宋常星『太上道徳経講義』(13ー1)

 宋常星『太上道徳経講義』(13ー1)

聖人の進退は自然の理によるものとされ、その得失は当然の道から外れるものではない。その時になれば迷うことなく、その時が過ぎればまったく気に止めることもない。こうして道と大いなる一体を得て動いている。上下についても無私の徳をして接し、それは公私に及ぶものである。安危の状況に応じて判断の分かれることはなく、好悪によってその心が変わることもない。ただ道徳を天下に行なうに過ぎず、功名や富貴の得失、寵辱には関心がない。老子を読めば聖人の心を知ることができる。ここでは待遇の良し悪し(寵辱)に聖人がどのように対するかが記されている。


ここで老子は世の人々に警鐘を鳴らす。およそ得失、寵辱のどのような状況にあっても、泰然としており、心はそうした外的な状況に惑わされることはなく、身もそうしたものに煩わされてはならないとしている。

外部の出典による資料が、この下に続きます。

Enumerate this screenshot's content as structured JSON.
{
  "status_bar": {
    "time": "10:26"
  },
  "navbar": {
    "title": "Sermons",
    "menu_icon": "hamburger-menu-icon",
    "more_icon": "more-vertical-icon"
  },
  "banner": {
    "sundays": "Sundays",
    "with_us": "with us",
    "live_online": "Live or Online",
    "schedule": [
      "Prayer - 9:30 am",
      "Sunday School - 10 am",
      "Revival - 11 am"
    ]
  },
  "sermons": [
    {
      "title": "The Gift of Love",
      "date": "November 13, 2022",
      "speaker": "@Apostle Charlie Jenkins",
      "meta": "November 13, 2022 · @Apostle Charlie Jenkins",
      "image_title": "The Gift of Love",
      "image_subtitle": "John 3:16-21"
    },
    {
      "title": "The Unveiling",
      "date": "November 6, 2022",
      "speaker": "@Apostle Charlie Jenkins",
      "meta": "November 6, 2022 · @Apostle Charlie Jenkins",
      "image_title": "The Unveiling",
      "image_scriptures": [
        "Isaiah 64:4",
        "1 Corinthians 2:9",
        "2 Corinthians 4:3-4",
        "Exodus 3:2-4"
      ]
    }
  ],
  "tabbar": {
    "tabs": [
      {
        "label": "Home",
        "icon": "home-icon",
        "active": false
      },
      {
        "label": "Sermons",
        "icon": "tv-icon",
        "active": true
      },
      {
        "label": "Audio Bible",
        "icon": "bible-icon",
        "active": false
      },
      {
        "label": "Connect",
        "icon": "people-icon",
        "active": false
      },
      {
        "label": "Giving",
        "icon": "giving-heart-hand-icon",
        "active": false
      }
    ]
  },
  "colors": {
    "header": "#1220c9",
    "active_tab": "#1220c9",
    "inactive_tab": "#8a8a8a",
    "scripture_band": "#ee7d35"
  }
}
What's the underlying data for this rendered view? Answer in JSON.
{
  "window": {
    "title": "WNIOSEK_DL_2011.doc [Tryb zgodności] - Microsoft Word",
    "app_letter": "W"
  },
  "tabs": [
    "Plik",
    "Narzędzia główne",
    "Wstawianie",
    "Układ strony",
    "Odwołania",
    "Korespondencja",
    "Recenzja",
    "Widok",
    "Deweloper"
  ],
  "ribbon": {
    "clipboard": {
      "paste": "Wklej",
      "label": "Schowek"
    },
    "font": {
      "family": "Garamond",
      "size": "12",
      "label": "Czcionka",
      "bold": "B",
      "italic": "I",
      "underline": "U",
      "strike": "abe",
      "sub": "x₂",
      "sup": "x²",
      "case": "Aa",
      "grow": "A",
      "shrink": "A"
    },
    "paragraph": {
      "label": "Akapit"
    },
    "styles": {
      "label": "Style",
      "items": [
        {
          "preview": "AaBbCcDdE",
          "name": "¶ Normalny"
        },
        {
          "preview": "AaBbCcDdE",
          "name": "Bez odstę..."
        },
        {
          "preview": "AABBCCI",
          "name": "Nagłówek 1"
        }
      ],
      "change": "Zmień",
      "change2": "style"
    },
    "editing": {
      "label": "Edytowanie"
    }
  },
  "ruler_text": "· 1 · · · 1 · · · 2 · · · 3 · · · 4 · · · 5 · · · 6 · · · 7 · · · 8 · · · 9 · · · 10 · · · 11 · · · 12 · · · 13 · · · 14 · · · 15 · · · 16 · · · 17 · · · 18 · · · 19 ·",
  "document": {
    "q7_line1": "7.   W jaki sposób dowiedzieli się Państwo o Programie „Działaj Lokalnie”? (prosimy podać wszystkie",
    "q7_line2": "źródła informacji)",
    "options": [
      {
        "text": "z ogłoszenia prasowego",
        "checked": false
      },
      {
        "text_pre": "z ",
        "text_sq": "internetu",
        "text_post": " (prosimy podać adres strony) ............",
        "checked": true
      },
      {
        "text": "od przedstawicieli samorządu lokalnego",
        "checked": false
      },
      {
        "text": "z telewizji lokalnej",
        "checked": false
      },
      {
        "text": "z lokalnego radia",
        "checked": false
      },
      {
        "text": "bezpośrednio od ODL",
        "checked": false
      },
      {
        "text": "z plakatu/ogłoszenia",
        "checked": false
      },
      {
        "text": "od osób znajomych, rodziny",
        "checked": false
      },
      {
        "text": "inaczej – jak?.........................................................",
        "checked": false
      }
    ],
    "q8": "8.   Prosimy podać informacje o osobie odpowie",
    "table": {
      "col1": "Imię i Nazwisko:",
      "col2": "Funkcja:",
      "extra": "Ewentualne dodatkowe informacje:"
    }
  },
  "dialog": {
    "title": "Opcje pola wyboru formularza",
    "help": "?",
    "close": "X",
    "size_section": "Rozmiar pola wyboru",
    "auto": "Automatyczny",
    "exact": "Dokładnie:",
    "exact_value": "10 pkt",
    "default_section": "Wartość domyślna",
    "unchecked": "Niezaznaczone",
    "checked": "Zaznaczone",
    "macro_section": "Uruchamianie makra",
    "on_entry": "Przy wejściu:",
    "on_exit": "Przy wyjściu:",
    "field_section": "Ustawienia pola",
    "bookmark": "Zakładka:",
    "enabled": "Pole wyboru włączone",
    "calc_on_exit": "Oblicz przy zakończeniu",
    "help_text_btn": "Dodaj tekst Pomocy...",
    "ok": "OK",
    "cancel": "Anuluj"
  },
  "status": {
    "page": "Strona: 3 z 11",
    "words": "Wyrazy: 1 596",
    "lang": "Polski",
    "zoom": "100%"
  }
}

〈奥義伝開〉老子ではよくあることであるが、この章は始めに老子の時代に普通に知られていたであろう格言をあげて、それを老子なりに解釈する。要するに社会的な毀誉褒貶を受けると人はひじょうに気にするものであるが、それは物理的な次元で我が身に作用を及ぼすに過ぎない。またその範囲で気にすれば良いだけで、それ以上のことを思い病む必要はない、と教えるのである。この章は解釈や読み方に異同がある。他のテキストも参考にして頂きたい。